Meeting for the first time in front of the bright, relentless flash of cameras at the World Economic Forum in Davos, Switzerland, Greta was heard telling Prince Charles: "I guess you're very used to this."
To which he replied, "This has taken many years to get used to."
"I'm still not used to it," Greta told him.
Prince Charles had high praise for the teen climate activist, while also admitting he didn't want his grandchildren Princes George and Louis, Princess Charlotte and little Archie, to grow up thinking he hadn't done enough to try and save the planet.
"Well [Greta's] remarkable," Charles told the CNN.
"She represents one of the main reasons why I've been trying to make this effort all of these years, because, as I said, I didn't want my grandchildren to accuse me of not doing something about this in time.
Adding, "And of course there they are, all her generation, almost my grandchildren if you know what I mean, all desperate because not nearly enough has happened – we've left it so late."
Prince Charles drove approximately 128km from St Gallen to Davos in a fully electric Jaguar I-Pace to attend the summit, where he introduced a Sustainable Markets Initiative.
The 71-year-old who has been actively involved in environmental issues for more than 50 years said in an address that 2020 must be the year "that we put ourselves on the right track".
"Just think for a moment, what good is all the extra wealth in the world gained from business as usual if you can do nothing with it except watch it burn in catastrophic conditions," he asked.
"This is why I need your help, your ingenuity and your practical skills to ensure that the private sector leads the world out of the approaching catastrophe into which we have engineered ourselves."
Adding, "We simply cannot waste any more time. The only limit is our own willingness to act. The time to act is now."
Prince Charles' involvement in environmental issues and concern for the planet is also something he passed down to his sons Prince William and Prince Harry.
In the documentary Prince, Son and Heir: Charles at 70, William and Harry said that even from a young age their father instilled environmental values in them. In fact, the two princes admitted that he even took them litter picking on holidays.
"He took us litter-picking when we were younger, on holiday," Prince William confessed.

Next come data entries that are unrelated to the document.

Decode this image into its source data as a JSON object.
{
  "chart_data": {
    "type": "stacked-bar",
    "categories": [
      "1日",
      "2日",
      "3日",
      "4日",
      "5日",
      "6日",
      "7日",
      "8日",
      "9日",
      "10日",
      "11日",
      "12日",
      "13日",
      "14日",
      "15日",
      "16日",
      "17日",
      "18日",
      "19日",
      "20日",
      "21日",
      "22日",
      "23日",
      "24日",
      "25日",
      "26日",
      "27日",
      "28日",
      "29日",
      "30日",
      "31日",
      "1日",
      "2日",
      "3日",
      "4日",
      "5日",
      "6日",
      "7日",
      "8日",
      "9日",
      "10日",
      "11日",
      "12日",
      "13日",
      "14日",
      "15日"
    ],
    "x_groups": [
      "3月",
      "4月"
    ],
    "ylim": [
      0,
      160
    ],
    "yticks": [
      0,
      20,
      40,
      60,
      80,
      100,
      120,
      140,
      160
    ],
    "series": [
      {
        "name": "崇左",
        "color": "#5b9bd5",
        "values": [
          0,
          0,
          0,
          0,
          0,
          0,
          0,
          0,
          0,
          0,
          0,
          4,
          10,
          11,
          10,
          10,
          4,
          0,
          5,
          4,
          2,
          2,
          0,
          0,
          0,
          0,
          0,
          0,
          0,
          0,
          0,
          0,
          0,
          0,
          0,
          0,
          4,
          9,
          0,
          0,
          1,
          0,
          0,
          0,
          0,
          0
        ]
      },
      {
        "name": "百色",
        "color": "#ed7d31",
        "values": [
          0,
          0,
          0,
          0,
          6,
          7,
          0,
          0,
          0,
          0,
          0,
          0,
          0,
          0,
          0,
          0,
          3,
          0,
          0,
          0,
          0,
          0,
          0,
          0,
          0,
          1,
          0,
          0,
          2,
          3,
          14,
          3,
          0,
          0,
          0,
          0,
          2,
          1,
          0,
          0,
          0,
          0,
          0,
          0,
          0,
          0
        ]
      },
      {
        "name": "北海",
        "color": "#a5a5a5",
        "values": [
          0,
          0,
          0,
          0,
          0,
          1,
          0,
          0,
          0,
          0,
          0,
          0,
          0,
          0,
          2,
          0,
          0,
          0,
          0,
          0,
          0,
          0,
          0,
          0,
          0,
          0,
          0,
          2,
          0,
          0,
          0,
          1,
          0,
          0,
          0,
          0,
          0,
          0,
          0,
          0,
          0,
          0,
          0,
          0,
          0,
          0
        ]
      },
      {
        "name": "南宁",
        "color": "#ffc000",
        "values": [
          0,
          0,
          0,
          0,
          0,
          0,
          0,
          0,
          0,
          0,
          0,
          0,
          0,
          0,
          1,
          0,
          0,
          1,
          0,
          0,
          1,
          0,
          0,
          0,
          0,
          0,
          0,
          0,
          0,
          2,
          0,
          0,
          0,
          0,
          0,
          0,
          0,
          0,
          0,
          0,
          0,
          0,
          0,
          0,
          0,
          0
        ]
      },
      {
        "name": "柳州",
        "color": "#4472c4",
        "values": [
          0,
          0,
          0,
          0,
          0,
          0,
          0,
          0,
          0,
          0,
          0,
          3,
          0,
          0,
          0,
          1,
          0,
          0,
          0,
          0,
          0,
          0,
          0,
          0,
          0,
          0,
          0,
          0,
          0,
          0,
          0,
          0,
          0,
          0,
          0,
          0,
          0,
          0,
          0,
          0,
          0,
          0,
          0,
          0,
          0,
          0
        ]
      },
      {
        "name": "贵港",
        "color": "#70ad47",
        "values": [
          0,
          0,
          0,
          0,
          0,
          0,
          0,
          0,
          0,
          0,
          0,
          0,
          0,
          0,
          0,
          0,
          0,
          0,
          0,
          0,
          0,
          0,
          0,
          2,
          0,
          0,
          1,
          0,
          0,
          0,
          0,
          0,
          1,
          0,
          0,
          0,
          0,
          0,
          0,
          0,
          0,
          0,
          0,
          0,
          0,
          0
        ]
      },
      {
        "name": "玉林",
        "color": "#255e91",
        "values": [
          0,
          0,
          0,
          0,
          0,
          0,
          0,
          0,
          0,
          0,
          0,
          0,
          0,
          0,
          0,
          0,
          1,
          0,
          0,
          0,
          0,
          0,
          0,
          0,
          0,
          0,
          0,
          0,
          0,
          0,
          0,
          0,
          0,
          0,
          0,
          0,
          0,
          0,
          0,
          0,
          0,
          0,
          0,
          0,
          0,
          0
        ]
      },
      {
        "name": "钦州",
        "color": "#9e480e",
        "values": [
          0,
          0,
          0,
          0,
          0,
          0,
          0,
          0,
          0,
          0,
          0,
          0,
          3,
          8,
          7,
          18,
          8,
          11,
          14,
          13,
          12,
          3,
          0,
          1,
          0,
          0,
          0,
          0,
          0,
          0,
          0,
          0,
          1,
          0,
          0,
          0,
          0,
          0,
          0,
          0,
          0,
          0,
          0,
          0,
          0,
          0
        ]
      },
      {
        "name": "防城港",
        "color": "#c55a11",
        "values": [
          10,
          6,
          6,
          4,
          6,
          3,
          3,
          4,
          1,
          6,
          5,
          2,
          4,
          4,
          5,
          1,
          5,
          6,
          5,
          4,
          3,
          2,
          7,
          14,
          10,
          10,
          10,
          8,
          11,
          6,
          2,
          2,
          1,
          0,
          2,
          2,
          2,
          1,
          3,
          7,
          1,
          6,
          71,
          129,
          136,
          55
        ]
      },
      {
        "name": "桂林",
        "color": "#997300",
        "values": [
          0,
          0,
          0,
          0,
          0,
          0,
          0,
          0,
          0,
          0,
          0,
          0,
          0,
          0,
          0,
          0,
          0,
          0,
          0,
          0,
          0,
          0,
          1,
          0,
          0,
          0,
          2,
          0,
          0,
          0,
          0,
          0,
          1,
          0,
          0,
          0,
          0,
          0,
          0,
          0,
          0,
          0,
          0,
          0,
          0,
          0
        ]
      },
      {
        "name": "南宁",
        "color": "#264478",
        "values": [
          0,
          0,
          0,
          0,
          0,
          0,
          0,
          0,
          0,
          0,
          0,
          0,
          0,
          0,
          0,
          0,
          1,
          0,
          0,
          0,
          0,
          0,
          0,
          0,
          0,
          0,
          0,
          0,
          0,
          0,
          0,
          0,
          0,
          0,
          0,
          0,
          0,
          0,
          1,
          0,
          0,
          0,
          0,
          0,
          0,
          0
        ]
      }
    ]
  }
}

"We were in Norfolk on school holidays… And again, both of us thought, 'Well this is perfectly normal, everyone must do it'. We were there with our spikes, stabbing the rubbish into plastic bags."
Prince Harry added that he used to get the "mickey" taken out of him at school for picking up rubbish.
They also shared they have adopted the habit of always turning off light switches when they leave the room, which Harry even admitted at first confused his wife Duchess Meghan when they moved in together.
The brothers explained that while turning off the lights was a very small action, small actions that can be taken when it comes to helping to decrease the impact on the environment can have a big payoff in the long run.
"All of a sudden it becomes a habit and those small habit changes [father] is making, every single person can do," Prince Harry said.
"And I think it's one of the key lessons that [Prince Charles] taught us."